Currently, I have a long list of heavy files. I am using multiprocessing library to process every entry of the list. My function opens and entry, operates on it, saves the result in a binary file to disk, and returns None. Everything works fine. I did this essentially to reduce RAM usage.
I would like to do "the same" in Dask, but I cannot figure out how to save binary data in parallel. In my mind, it should be something like:
for element in list:
new_value = func(element)
new_value.tofile('filename.binary')
where there can only be N elements loaded at once, where N is the number of workers, and each element is used and forgotten at the end of each cycle.
Is it possible?
Thanks a lot for any suggestion!
That does sound like a feasible task:
from dask import delayed, compute
@delayed
def myfunc(element):
new_value = func(element)
new_value.tofile('filename.binary') # you might want to
# change the destination for each element...

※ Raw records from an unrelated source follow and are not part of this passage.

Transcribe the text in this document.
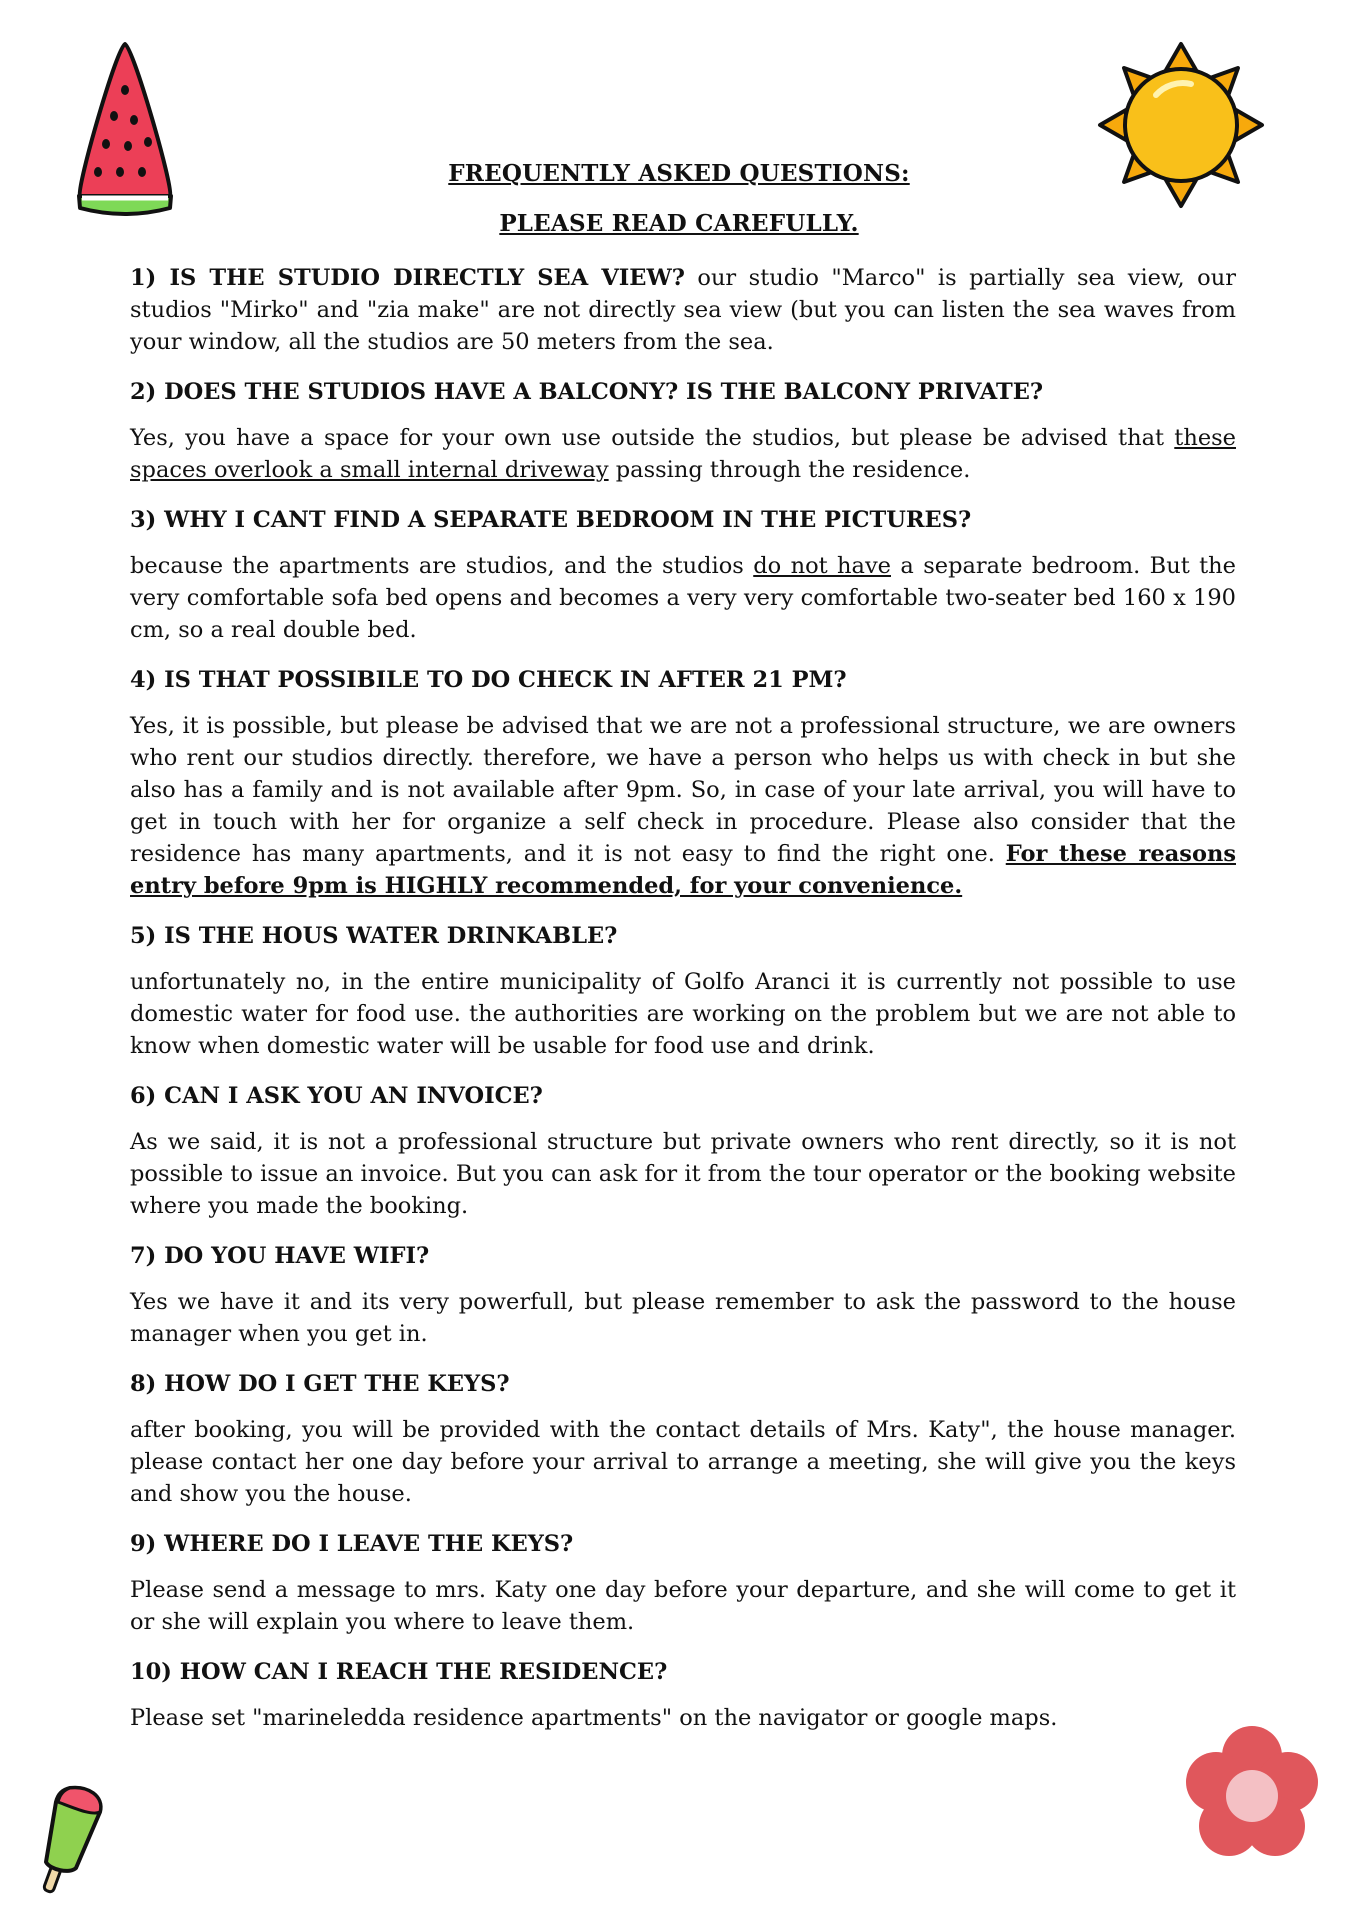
FREQUENTLY ASKED QUESTIONS:
PLEASE READ CAREFULLY.

1) IS THE STUDIO DIRECTLY SEA VIEW? our studio "Marco" is partially sea view, our studios "Mirko" and "zia make" are not directly sea view (but you can listen the sea waves from your window, all the studios are 50 meters from the sea.

2) DOES THE STUDIOS HAVE A BALCONY? IS THE BALCONY PRIVATE?

Yes, you have a space for your own use outside the studios, but please be advised that these spaces overlook a small internal driveway passing through the residence.

3) WHY I CANT FIND A SEPARATE BEDROOM IN THE PICTURES?

because the apartments are studios, and the studios do not have a separate bedroom. But the very comfortable sofa bed opens and becomes a very very comfortable two-seater bed 160 x 190 cm, so a real double bed.

4) IS THAT POSSIBILE TO DO CHECK IN AFTER 21 PM?

Yes, it is possible, but please be advised that we are not a professional structure, we are owners who rent our studios directly. therefore, we have a person who helps us with check in but she also has a family and is not available after 9pm. So, in case of your late arrival, you will have to get in touch with her for organize a self check in procedure. Please also consider that the residence has many apartments, and it is not easy to find the right one. For these reasons entry before 9pm is HIGHLY recommended, for your convenience.

5) IS THE HOUS WATER DRINKABLE?

unfortunately no, in the entire municipality of Golfo Aranci it is currently not possible to use domestic water for food use. the authorities are working on the problem but we are not able to know when domestic water will be usable for food use and drink.

6) CAN I ASK YOU AN INVOICE?

As we said, it is not a professional structure but private owners who rent directly, so it is not possible to issue an invoice. But you can ask for it from the tour operator or the booking website where you made the booking.

7) DO YOU HAVE WIFI?

Yes we have it and its very powerfull, but please remember to ask the password to the house manager when you get in.

8) HOW DO I GET THE KEYS?

after booking, you will be provided with the contact details of Mrs. Katy", the house manager. please contact her one day before your arrival to arrange a meeting, she will give you the keys and show you the house.

9) WHERE DO I LEAVE THE KEYS?

Please send a message to mrs. Katy one day before your departure, and she will come to get it or she will explain you where to leave them.

10) HOW CAN I REACH THE RESIDENCE?

Please set "marineledda residence apartments" on the navigator or google maps.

delayeds = [myfunc(e) for e in list]
results = compute(delayeds)
If you want fine control over tasks, you might want to explicitly specify the number of workers by starting a LocalCluster
:
from dask.distributed import Client, LocalCluster
cluster = LocalCluster(n_workers=3)
client = Client(cluster)
There is a lot more that can be done to customize the settings/workflow, but perhaps the above will work for your use case.